Io non sono uno storico ma solo un giornalista, ma proprio per questo nella Storia non apprezzo i manifesti ma, se mai, i chiaroscuri. Qui invece ci sono solo asserzioni inconfutabili: questa tesi sarebbe “la vittoria definitiva del cosiddetto revisionismo”, come se non fosse stata fino ad oggi ampiamente approfondita la vicenda del massimalismo italiano degli anni ’20: un miscuglio di estremismo e dogmatismo che avvelenò le radici riformiste del Psi mettendo nell’angolo i turatiani e indebolendo con divisioni e fratture la forza popolare maggioritaria nel Parlamento del primo dopoguerra. Fu sì un’operazione ispirata dai leninisti, ma curiosamente Galli della Loggia non cita mai il vero protagonista delle spaccature, cioè il nascente comunismo. Il Psi fu vittima di questa feroce lotta interna. Viene invece dipinto nel suo insieme come un manipolo di pazzoidi (per l’esattezza, in preda ad un “attacco di demenza politica”) che provocò “una vera guerra civile fra due opposte passioni politiche: la passione della classe e quella della nazione. Tra la bandiera rossa e il tricolore”. Il tricolore sarebbe quello degli squadristi, che in fondo non fecero che opporsi a Lenin…
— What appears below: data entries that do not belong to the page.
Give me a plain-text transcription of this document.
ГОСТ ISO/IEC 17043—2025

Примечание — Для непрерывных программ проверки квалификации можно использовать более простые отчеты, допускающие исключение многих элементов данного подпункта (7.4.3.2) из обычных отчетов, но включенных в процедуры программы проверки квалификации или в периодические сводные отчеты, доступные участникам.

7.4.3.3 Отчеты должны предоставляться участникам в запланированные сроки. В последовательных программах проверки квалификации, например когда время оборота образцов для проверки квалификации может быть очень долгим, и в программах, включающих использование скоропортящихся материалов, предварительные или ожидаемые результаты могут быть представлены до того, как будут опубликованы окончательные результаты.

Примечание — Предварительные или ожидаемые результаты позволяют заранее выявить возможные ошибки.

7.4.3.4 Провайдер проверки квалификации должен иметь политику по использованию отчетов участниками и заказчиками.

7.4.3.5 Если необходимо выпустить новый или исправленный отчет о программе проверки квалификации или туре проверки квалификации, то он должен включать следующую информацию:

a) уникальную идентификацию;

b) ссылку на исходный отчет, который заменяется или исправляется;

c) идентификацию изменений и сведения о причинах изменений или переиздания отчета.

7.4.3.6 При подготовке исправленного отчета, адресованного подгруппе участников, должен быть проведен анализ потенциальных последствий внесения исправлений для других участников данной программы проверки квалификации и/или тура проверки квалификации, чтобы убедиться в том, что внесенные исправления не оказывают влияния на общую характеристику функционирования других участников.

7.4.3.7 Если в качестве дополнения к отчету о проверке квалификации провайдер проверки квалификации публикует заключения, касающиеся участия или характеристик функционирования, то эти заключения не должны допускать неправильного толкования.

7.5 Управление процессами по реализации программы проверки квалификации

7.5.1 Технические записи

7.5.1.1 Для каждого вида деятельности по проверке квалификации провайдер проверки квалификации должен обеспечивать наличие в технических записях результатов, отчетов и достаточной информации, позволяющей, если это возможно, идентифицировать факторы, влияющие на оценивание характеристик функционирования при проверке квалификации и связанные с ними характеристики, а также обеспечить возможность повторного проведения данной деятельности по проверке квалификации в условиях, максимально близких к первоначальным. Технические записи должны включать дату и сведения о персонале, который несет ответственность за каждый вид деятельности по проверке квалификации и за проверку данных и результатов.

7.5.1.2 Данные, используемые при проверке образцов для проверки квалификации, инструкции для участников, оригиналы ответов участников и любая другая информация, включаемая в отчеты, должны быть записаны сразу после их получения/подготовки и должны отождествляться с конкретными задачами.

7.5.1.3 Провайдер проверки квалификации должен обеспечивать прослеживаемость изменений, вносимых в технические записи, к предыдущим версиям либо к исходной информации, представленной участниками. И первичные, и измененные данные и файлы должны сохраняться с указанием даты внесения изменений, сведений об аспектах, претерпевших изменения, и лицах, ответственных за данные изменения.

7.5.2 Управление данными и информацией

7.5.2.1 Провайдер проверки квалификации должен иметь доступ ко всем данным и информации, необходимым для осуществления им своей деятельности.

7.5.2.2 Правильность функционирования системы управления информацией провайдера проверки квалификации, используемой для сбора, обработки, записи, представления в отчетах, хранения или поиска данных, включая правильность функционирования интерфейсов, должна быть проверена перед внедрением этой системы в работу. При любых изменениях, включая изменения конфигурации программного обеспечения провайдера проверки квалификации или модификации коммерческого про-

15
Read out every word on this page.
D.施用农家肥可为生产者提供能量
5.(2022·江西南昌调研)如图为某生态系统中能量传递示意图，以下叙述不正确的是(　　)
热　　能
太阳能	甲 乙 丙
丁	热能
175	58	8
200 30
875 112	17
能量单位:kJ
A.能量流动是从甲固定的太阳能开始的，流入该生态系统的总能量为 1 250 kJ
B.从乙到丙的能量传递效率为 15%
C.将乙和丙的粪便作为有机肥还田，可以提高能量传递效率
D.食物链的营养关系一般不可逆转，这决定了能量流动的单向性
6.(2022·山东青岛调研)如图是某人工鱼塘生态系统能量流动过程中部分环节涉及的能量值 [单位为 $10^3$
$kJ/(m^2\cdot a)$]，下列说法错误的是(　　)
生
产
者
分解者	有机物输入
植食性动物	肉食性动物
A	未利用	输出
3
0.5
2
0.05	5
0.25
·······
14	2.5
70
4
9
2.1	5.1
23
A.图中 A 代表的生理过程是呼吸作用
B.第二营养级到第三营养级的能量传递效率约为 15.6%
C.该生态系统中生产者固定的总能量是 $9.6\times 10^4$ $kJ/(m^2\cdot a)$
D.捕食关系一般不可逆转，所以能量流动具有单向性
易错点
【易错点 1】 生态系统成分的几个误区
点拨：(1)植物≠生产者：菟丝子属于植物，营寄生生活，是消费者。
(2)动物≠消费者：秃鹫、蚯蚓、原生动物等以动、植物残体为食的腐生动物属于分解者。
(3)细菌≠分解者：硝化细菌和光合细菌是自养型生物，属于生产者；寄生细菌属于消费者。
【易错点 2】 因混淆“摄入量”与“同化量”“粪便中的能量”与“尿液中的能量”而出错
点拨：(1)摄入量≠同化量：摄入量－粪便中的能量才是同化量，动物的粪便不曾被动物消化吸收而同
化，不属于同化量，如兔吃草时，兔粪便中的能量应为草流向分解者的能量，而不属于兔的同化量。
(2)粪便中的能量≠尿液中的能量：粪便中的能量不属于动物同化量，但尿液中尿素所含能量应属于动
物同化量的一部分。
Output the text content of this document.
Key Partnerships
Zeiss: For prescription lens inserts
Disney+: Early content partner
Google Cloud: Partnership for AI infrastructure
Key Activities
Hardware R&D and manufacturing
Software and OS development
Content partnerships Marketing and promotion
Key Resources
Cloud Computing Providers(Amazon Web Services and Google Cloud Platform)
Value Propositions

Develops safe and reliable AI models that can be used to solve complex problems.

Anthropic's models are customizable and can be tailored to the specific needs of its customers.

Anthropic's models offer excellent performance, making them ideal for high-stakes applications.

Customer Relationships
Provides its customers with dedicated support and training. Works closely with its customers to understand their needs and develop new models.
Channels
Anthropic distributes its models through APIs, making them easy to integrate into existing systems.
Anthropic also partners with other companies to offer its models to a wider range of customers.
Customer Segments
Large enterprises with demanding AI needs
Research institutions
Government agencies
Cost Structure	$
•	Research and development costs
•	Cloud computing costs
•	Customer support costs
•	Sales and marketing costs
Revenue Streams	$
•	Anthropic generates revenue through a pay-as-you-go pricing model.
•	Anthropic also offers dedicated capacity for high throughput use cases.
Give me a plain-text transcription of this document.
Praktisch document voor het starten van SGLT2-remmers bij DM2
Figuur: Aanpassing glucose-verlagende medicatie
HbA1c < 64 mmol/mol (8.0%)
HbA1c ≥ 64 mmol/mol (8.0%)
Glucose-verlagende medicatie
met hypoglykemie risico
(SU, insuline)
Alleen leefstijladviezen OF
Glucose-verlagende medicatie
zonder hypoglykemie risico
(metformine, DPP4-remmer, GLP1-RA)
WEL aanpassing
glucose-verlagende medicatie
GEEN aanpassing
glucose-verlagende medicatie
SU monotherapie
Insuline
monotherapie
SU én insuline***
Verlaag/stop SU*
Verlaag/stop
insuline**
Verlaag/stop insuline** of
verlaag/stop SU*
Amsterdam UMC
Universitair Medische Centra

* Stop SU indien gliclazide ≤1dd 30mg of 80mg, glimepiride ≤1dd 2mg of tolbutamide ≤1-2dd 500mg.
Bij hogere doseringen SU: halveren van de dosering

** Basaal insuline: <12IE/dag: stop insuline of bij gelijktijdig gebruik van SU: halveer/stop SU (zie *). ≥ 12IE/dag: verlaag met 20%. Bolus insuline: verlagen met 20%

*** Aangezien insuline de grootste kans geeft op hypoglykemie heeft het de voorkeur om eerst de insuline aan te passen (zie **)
Galli della Loggia arriva a mettere nel mazzo persino Giacomo Matteotti, che compì certo degli errori ma non smarrì mai la bussola del riformismo. Uno storico cattolico equilibrato come Giampaolo Romanato, nel suo “Matteotti – Un italiano diverso” (Longanesi, 2011) – non tace sugli abbagli di Matteotti nel “biennio rosso”, ma poi gli tributa ogni onore ricordando vari fatti: mentre i massimalisti volevano “fare come in Russia” lui organizzava le leghe contadine nel Polesine e svolgeva con onestà e perizia il ruolo di amministratore locale; in Parlamento fu costantemente dalla parte delle istituzioni (facile, al contrario, citare una sbavatura verbale di Treves come fanno Vivarelli-Della Loggia…); sin dall’inizio, lui e i suoi compagni furono i nemici ritenuti da Mussolini i più pericolosi. Non a caso nel 1924 fu Matteotti ad essere assassinato, non qualche fedele della Rivoluzione d’Ottobre.
Correrò a leggere il volume di Vivarelli. Spero che non risulti ciò che appare dalla recensione, una fotografia in cui i fascisti sono patrioti, i liberali inerti, i comunisti inesistenti, e la colpa del fascismo è tutta di Matteotti e di Treves.